When boiling eggs, put them in the pan and cover with cold (tap) water. Bring the temperature up to a hard simmer, about 175-180ºF. Then, start your timer.
When the timer goes off, run cool water over the eggs for a couple of minutes to stop the cooking process. Then, get busy peeling.
I regret to inform you that there is no magical way to quickly peel an egg. Before you mention it, I’ve seen the video of the guy who blows off the shell. I’ve read the old wives’ tales about adding salt and other concoctions to the water. The best way? Just tap the egg with something heavy (a spoon, knife butt or sledge-hammer) to create cracks. Then start peeling under running water.
Did you know? An older egg is easier to peel than a more recently laid egg because of the pH. The inner membrane of an egg is tougher when the pH is lower (acidic). Eggs are most acidic when they are at their freshest, but head toward alkalinity the longer they sit.
OK. That headline doesn’t sound good. But I think you know what I mean.
You’ll find in cookbooks, magazines and on the Internet (where it must be true) that adding vinegar to the water prevents the white from leaking during the boiling process. I have a better idea.
Use eggs that aren’t cracked, and don’t act like a bull in a China shop when you’re placing eggs in the pan. Easy enough.
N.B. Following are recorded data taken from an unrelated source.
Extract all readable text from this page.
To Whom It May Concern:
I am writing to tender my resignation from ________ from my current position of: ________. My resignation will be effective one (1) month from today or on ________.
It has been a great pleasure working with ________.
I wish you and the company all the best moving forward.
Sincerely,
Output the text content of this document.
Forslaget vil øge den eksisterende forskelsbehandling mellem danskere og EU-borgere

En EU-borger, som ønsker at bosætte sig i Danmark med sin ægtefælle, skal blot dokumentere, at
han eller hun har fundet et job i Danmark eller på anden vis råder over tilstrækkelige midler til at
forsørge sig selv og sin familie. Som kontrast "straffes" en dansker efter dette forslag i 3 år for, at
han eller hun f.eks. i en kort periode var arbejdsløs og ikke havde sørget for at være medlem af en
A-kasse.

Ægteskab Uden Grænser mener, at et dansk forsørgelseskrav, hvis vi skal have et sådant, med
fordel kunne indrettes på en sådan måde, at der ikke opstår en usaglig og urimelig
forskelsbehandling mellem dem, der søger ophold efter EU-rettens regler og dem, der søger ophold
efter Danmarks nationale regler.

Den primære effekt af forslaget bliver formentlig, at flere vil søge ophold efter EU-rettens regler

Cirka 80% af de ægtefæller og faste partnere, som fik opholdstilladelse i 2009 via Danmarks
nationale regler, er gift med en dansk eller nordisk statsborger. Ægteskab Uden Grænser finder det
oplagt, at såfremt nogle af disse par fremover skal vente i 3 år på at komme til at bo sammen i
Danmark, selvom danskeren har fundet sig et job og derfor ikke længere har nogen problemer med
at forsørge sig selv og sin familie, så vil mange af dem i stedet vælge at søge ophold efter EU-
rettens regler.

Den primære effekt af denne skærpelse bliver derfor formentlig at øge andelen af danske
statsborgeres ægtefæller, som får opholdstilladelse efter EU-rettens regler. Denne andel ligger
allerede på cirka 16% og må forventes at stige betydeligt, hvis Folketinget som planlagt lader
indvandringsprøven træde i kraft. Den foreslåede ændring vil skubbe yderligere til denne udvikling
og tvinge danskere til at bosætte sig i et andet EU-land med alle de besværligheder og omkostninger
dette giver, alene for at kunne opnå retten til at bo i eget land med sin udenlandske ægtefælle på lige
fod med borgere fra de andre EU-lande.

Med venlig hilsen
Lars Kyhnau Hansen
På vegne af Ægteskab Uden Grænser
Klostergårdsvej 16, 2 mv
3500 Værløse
This past weekend marked the official start of Autumn. Though our overnight temperatures here in northeast Texas dropped into the upper 50s, the daytime highs are still into the low 90s. Still, it’s soup season and we dove in headfirst.
Tortellini Soup w/ Sweet Italian Sausage is one of those ‘Sunday’ dishes that cooks like a ‘Tuesday’ recipe. The taste, no matter how quickly the soup comes to the table, is pure comfort. (No boiled eggs required.)
Tortellini Soup w/ Sweet Italian Sausage
1/2 lb – Sweet Italian sausage
1 – Small onion, diced
3 – Garlic cloves, minced
1 TB – Extra virgin olive oil
28 oz can – Diced tomatoes
2 quarts (8 cups) – Chicken stock
1 cup – Fresh spinach, chopped
4 – Summer squash (about 3 cups), thickly sliced
2 TB – Fresh Basil, chopped
1/2 tsp – Red pepper flakes
8 oz – Fresh or frozen Cheese Tortellini
Kosher salt and freshly ground Black Pepper
If using Italian Sausage links: Brown on each side, then simmer in water for about 10 minutes. Slice into half-inch pieces. Set aside to drain.
If using bulk Italian sausage: Shape into 1-inch meatballs. Brown on all sides. Set aside to drain.
In a large stock pot, heat olive oil to medium. Add onions and cook, stirring occasionally, until limp — about 4-5 minutes. Add garlic; cook for another 2 minutes.
To onion/garlic mixture, add tomatoes (w/ juice) and chicken stock. Raise heat to high until mixture comes to a boil, then lower heat to medium (to maintain a light boil/simmer). Add cooked sausage and cook for about 10-15 minutes, skimming any fat that rises.
Add spinach, squash, basil and red pepper flakes. Bring mixture back to a light boil and cook for another 10 minutes.
Add tortellini and cook until tender (length of time depends on whether you’re using frozen or fresh).
Season to taste with Kosher salt and freshly ground Black Pepper. Top with freshly grated Romano and serve with hot Italian bread, if desired. Makes about 4 quarts.